In an attempt to remain competitive in an oversaturated market, Bolt Food has reduced its food courier rates which, according to sources, means drivers can make as little as €3 an hour.
“Most deliveries are under three kilometers and we do an average of one delivery an hour,” a concerned Bolt courier told Lovin Malta.
“By the time you take petrol and running costs, service for the bike and our phone bills into consideration, you’ve spent more money than you’ve earned,” he said.
Given that they are employed as independent contractors, food couriers are considered nonemployees and are exempt from certain benefits. On the other hand, they are at liberty of choosing their own working hours and conditions.
As a result of the drop in rates, one courier took to internal channels to express his concern and proposed a “peaceful protest” but was faced with a permanent suspension which has since been changed to just 24 hours.
“They need to talk to me and listen so I can understand my rights,” he said.

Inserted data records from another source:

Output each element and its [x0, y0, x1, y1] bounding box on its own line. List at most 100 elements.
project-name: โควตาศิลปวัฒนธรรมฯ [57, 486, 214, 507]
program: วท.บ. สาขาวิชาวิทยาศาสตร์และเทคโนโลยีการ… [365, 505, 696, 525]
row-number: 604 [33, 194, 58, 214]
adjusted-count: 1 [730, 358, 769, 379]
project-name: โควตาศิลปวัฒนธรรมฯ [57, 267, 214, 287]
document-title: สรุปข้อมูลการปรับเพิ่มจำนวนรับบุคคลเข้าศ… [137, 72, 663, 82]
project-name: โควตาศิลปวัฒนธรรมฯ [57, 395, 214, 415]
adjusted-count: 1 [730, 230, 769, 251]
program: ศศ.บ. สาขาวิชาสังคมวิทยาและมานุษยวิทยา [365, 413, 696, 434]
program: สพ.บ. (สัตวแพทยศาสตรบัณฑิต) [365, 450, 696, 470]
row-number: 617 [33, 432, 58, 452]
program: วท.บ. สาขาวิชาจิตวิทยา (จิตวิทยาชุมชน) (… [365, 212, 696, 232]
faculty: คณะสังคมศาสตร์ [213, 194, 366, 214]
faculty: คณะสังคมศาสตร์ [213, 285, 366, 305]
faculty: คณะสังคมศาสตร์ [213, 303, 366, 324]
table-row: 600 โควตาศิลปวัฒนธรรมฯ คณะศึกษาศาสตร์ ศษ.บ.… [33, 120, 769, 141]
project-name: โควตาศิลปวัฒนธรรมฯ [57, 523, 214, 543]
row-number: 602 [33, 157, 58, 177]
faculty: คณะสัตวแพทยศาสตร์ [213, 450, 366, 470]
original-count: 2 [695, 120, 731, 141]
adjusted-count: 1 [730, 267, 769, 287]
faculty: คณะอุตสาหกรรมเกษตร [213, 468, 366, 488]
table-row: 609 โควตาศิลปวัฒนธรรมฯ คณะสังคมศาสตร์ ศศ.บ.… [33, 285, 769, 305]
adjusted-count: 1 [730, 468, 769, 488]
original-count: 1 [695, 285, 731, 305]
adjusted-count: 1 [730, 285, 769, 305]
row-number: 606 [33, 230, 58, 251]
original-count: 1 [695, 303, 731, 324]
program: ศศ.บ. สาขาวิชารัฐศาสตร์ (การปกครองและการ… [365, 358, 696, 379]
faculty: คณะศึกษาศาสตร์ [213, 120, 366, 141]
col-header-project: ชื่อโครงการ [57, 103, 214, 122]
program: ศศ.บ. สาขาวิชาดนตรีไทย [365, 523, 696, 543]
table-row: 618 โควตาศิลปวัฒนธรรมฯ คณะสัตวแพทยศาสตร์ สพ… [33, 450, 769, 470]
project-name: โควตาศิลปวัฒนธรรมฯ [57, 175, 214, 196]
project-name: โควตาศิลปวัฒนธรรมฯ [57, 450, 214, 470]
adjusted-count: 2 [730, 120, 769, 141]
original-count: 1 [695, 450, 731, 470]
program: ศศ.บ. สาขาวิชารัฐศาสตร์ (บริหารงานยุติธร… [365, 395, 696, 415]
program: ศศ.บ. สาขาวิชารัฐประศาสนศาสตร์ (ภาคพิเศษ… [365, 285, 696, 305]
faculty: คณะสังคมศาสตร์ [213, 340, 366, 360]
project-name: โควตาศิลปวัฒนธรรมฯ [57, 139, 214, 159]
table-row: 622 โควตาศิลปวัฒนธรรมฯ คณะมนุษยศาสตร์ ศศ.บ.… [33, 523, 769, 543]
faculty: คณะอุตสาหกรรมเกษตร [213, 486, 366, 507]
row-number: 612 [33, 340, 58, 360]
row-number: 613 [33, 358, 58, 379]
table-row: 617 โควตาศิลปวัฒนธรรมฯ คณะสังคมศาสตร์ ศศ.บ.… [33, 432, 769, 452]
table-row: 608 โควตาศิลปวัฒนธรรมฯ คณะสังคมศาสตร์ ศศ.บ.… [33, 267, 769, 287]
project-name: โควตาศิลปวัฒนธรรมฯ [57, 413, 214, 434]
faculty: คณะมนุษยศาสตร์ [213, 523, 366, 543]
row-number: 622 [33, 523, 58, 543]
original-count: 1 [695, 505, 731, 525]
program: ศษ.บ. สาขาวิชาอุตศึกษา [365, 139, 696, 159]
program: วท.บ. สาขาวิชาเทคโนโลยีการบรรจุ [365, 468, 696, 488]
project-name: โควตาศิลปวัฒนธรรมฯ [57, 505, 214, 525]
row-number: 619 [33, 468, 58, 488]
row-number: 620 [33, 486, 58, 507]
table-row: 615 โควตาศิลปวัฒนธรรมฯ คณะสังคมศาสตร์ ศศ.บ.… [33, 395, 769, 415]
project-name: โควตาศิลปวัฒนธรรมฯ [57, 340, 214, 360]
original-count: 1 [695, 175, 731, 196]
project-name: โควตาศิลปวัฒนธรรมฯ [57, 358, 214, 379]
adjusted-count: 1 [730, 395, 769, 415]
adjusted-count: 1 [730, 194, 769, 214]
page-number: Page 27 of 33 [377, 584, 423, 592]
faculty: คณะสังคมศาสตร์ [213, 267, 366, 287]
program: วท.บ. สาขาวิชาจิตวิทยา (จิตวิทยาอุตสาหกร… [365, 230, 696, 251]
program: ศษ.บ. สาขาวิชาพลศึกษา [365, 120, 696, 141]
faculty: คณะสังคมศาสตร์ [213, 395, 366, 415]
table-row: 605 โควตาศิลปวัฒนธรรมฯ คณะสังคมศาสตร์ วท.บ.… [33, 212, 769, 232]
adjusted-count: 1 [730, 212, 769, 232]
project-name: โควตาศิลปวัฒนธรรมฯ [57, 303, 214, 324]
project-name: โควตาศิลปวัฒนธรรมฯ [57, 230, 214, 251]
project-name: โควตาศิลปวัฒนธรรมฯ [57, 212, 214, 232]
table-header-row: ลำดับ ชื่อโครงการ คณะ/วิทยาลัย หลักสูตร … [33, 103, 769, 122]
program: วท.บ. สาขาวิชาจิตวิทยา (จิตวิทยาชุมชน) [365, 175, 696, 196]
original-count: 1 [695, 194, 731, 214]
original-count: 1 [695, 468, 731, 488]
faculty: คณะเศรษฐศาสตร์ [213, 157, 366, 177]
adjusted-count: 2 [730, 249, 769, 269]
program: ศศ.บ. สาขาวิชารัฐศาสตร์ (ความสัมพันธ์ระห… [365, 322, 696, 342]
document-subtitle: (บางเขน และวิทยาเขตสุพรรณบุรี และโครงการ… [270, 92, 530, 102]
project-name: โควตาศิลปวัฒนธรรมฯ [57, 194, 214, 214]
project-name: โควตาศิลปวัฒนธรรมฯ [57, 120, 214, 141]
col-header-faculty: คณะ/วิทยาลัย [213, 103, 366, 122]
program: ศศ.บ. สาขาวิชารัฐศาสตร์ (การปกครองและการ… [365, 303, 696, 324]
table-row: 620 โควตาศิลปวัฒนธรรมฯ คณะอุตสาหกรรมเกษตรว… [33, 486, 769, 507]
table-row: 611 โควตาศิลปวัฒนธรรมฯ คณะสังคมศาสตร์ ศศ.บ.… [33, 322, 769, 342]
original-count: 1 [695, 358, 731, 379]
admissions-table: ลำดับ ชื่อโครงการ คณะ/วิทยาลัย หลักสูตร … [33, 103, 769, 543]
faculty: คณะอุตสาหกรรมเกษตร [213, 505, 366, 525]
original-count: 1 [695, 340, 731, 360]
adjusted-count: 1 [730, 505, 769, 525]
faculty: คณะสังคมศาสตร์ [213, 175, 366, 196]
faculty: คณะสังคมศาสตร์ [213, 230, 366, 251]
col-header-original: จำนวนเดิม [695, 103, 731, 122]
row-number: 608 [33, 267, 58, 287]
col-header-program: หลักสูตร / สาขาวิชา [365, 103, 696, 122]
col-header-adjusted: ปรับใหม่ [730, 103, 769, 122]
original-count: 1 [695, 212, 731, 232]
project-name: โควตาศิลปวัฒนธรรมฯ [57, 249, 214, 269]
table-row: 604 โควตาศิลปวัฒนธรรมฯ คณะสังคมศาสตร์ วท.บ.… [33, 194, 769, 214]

Another took to social media where he circulated an internal email detailing the new changes and expressing his disappointment with the courier company.
“Sometimes we can spend over an hour waiting for an order to come in because you have too many couriers. Now we can be making as low as €3 an hour.”
“I would like to take this time to say you should be ashamed of yourself,” he said.
Speaking to Lovin Malta, CEO of TXF Tech, the partners for Bolt in Malta, Cyprus & Tunisia Sebastian Ripard welcomed couriers expressing concerns but doing so while toeing the line of company policies.
“It was an error from our side, we should’ve been a bit more sensitive to it but at the time it was a breach of contract.”
“He will have his account reopened. We certainly aren’t going to drop someone for expressing their concern.”
“However, the courier who posted confidential information on social media is a much more serious breach, we will continue to keep that partnership closed,” he said.
Amidst a plummeting economic climate in which many businesses are suffering because of the COVID-19 pandemic, cuts are to be expected.
“A small reduction fee was made of about 30%. We needed to make this change to remain competitive in the marketplace,” he reiterated.
Indeed, the local food courier industry has exploded onto the scene in the wake of the COVID-19 pandemic with major companies, including Bolt and Wolt, establishing a foothold on the island.
As a result, many, including third-country nationals, have leaned on the courier service as their main source of income and in some cases as a supplementary income. They could be facing increased hardships in the future as a result of a market slowdown and cost-saving measures.